What are emotions, how are they made, and how do we define them?4
For me, empathy has been about connecting with others from a place of curiosity and open-heartedness, presuming the possibility of understanding each other/the situation, learning, and then choosing how to respond.
I leaned into empathy and empowerment to lead multicultural diverse teams. Now, these skills are essential as a 24/7 caregiver.
This is part of my definition of empathy, constructed over years via a myriad of experiences. This is why Dr Lisa Feldman Barrett’s work resonates.
Professor Lisa Feldman Barrett and The theory of constructed emotion proposes
Emotions should be modelled holistically as whole brain-body phenomena in context.

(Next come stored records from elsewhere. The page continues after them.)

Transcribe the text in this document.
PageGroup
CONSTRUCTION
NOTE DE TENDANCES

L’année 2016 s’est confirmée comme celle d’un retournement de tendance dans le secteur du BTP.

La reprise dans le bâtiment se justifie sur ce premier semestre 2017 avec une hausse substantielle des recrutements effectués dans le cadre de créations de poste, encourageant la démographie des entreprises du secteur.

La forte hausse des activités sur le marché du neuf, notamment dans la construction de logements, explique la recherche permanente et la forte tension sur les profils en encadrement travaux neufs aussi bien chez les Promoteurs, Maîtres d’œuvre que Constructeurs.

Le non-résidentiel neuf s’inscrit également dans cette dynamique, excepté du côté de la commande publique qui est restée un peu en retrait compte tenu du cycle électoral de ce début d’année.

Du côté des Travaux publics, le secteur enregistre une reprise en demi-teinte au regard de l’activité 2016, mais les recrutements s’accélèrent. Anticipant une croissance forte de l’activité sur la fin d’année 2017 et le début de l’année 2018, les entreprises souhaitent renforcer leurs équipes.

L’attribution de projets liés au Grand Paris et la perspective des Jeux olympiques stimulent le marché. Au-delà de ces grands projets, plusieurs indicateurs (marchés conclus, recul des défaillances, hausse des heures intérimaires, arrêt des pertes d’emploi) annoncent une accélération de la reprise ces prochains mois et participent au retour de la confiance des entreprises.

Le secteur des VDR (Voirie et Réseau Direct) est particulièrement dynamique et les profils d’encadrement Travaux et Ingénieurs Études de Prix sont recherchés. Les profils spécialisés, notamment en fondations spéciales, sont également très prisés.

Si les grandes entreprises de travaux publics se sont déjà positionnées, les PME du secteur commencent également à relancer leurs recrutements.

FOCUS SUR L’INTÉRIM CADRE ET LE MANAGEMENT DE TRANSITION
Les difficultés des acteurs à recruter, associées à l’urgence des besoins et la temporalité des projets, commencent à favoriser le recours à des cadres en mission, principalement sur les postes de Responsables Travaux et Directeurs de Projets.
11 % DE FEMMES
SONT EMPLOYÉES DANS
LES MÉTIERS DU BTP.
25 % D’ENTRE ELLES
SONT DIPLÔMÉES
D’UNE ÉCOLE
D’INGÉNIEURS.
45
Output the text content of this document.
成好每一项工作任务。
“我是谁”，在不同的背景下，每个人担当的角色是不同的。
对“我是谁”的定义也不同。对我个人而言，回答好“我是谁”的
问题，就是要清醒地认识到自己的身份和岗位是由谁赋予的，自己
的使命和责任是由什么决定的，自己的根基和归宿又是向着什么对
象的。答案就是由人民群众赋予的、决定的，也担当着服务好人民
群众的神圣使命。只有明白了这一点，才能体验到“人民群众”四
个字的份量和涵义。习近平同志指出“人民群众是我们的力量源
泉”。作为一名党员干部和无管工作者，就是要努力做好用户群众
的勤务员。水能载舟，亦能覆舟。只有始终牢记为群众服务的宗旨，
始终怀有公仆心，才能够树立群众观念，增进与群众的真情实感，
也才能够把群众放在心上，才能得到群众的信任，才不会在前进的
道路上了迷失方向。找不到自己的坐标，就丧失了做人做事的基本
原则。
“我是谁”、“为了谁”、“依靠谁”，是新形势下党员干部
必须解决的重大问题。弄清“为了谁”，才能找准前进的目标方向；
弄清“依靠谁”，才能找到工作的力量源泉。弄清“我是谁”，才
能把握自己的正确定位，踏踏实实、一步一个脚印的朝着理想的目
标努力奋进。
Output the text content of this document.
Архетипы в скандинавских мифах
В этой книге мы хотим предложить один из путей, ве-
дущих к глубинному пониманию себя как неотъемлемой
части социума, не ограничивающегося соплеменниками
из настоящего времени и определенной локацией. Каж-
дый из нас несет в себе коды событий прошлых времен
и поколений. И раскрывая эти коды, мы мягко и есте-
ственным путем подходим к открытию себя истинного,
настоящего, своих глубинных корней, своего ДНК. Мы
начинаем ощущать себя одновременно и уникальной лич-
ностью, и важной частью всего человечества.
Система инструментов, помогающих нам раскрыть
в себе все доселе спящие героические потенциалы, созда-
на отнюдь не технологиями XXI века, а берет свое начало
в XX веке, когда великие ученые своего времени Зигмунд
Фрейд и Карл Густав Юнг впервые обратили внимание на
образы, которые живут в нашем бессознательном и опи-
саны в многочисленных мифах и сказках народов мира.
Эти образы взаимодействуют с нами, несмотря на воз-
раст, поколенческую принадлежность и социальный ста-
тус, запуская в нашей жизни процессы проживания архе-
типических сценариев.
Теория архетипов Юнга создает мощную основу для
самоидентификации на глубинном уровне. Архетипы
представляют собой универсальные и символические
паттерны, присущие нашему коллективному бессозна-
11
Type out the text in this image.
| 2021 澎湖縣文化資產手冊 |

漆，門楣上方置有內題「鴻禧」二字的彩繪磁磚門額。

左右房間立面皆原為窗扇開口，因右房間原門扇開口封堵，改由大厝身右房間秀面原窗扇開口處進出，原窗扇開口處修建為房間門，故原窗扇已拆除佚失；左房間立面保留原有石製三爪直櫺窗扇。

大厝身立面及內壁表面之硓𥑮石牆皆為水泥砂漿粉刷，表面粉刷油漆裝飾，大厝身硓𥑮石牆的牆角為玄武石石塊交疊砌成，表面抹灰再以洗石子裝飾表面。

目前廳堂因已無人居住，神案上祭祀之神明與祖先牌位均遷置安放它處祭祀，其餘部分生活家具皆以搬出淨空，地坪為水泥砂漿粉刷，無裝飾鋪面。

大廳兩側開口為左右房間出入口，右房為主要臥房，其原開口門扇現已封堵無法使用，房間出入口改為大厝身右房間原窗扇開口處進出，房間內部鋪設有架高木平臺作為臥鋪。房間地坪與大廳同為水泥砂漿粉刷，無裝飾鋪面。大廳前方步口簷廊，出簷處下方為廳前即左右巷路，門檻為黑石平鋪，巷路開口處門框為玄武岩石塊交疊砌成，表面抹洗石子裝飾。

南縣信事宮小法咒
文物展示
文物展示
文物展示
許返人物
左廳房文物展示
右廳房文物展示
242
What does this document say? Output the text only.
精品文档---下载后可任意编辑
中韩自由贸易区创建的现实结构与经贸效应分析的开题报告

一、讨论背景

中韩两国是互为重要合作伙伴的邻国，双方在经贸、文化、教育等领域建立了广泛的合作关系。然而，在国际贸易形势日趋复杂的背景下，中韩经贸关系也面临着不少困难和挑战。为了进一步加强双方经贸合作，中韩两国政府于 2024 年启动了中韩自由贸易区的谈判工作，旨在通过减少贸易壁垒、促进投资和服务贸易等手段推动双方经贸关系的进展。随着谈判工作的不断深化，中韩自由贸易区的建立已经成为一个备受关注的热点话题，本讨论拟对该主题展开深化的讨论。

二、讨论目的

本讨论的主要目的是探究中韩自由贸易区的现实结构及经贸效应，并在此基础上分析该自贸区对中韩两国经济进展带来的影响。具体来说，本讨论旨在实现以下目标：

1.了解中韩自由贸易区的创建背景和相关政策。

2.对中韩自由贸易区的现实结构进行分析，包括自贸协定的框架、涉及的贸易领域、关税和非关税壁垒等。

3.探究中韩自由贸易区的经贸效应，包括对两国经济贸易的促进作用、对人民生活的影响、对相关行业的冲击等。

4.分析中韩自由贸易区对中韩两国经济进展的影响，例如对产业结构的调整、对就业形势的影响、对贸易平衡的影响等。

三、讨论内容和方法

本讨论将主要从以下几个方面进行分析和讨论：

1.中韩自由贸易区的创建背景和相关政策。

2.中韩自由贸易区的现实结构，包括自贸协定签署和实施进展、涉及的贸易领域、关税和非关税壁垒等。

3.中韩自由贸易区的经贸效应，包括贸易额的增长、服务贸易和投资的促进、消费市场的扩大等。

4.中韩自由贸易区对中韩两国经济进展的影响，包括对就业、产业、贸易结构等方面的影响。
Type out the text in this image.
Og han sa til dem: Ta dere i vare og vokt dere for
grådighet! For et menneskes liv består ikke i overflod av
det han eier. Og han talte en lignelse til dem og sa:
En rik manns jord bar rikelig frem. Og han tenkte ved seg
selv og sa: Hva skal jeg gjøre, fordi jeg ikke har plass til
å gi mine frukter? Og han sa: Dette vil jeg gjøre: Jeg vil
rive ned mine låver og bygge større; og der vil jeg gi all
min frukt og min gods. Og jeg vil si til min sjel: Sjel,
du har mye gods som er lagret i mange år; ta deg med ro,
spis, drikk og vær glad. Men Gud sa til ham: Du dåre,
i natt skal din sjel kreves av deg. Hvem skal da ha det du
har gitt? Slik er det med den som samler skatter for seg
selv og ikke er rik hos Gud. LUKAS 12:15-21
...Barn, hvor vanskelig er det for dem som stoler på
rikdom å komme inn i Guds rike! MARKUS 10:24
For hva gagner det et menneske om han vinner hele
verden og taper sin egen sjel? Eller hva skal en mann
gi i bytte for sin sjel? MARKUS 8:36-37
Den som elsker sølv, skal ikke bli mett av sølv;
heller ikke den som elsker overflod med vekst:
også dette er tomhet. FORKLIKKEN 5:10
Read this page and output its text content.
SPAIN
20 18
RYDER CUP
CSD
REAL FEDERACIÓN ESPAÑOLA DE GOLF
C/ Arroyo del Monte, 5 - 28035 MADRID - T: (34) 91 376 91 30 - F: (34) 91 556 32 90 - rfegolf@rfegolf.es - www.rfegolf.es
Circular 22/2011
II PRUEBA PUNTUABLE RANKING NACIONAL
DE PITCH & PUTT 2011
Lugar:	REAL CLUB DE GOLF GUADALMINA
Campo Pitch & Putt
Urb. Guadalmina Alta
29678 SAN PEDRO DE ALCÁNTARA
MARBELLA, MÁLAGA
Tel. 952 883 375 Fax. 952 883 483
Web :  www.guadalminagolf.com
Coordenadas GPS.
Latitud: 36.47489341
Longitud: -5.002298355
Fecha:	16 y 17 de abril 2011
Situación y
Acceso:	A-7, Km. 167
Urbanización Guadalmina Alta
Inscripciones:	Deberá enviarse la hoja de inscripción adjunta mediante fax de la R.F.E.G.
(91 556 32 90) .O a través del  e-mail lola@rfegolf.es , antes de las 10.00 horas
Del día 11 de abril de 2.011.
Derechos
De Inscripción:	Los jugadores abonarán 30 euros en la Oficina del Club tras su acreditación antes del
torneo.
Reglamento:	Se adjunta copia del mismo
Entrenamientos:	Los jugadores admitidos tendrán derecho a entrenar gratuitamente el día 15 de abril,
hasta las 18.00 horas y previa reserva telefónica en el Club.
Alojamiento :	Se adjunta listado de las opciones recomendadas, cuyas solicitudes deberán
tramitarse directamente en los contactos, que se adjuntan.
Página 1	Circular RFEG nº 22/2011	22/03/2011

Emotions are constructions of the world, not reactions to it.
In every waking moment, your brain uses past experiences, organised as concepts, to guide your actions and give your sensations meaning.
Professor. Lisa Feldman Barrett Biography from her Website
Lisa Feldman Barrett, PhD, is among the top 0.1% most cited scientists in the world for her revolutionary research in psychology and neuroscience. She is a University Distinguished Professor of Psychology at Northeastern University. She also holds appointments at Harvard Medical School and Massachusetts General Hospital, where she is Chief Science Officer for the Center for Law, Brain & Behavior.
In addition to the books Seven and a Half Lessons About the Brain and How Emotions are Made, Dr. Barrett has published over 275 peer-reviewed, scientific papers appearing in Science, Nature Neuroscience, and other top journals in psychology and cognitive neuroscience, as well as six academic volumes published by Guilford Press. She writes regularly about science in the popular press, including The New York Times, The Guardian, Scientific American (see full list).
Emotions are not built into your brain from birth they are built by your brain in specific situations from a set of basic ingredients. - Professor Lisa Feldman Barrett.
Lisa Feldman Barrett. TED Talk. (January 23, 2018 )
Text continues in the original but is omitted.